Au niveau de l’emploi, les syndicats sont officiellement rassurés, aucun plan social n’est évoqué. Mais de grandes manœuvres se préparent, avec le transfert de 450 à 480 salariés vers les Caisses primaires d’assurance maladie, « très rapidement, dès la rentrée scolaire, explique Dominique Corona, le délégué syndical de l’Unsa, le principal syndicat.
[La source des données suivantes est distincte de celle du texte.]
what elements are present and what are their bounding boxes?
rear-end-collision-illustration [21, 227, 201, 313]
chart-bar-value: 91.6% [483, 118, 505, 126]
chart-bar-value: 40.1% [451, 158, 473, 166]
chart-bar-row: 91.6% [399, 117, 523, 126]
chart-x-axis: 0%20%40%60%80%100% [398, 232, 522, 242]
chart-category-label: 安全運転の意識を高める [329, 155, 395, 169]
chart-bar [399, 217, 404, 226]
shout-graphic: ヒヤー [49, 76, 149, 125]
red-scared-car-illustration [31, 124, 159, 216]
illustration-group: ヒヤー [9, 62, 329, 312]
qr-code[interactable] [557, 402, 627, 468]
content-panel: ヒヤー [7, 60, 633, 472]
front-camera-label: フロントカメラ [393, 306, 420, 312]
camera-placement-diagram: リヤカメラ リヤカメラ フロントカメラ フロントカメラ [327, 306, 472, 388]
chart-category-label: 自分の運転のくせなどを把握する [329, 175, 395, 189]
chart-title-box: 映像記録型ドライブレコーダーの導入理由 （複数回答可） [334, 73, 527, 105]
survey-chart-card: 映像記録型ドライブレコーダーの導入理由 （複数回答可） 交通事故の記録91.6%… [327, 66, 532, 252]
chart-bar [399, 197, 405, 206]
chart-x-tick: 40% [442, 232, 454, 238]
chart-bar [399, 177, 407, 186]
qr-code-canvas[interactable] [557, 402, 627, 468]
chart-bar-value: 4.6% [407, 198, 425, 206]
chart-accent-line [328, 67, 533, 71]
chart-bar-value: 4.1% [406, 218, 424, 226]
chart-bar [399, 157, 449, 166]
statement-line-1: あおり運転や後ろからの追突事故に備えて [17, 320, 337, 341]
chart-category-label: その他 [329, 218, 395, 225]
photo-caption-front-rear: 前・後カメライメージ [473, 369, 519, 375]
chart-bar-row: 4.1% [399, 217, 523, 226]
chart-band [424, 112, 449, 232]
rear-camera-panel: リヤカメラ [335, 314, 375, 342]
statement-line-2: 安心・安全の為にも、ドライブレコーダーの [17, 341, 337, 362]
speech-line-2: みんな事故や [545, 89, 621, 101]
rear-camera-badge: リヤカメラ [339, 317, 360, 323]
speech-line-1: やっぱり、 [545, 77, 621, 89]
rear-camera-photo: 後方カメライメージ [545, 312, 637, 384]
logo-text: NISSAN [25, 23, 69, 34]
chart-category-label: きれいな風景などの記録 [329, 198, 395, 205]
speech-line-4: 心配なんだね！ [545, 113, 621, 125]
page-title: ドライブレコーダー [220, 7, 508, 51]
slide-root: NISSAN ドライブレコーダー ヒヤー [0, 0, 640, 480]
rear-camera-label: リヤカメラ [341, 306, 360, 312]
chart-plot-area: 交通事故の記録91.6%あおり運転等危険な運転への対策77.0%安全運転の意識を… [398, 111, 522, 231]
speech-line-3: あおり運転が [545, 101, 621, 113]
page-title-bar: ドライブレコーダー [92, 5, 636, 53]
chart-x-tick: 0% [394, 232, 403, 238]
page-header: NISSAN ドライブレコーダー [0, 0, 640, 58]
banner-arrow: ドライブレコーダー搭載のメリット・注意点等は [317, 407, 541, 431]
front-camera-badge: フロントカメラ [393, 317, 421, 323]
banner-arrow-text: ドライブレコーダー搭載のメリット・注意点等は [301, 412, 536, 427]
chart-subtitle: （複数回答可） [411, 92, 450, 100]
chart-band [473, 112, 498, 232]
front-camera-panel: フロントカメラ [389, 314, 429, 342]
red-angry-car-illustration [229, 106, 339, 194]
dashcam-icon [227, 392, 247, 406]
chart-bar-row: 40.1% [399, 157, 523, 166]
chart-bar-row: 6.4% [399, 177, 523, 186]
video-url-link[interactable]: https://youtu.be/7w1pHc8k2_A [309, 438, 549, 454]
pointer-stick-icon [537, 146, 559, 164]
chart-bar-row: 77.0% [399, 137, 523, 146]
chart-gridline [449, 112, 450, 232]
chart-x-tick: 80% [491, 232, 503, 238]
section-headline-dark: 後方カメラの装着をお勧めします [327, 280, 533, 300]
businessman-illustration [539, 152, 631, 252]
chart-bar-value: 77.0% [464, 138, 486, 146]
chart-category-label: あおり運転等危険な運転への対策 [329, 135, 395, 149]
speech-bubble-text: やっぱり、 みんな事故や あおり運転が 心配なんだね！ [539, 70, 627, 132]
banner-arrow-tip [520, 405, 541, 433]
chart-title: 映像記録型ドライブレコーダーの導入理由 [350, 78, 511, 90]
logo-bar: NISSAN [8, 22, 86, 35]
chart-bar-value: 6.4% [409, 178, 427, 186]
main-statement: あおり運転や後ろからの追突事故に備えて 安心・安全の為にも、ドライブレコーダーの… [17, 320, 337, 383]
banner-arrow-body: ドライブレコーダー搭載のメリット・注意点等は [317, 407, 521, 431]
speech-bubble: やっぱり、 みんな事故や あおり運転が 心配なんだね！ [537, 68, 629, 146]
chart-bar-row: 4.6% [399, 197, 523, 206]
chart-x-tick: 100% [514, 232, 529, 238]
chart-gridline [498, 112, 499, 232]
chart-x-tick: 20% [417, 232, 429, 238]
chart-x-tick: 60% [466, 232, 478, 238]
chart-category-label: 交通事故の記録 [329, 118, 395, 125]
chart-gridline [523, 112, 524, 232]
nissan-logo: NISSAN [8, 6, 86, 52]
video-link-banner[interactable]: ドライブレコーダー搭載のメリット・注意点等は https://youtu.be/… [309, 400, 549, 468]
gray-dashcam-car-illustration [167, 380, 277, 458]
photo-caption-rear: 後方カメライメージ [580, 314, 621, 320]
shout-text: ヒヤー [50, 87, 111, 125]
Nous n’accepterons aucune mobilité géographique forcée ». L’administratrice provisoire doit terminer son mandat au début de l’été, et un directeur général devrait être nommé. Restent en suspens des interrogations sur le nouveau modèle économique de cette mutuelle démembrée. Et des discussions difficiles s’annoncent avec les créanciers de la LMDE. Le président de l’Unef William Martinet s’accroche à « une bonne nouvelle. Nous restons dans le mouvement mutualiste, dans une continuité de valeurs ». À voir.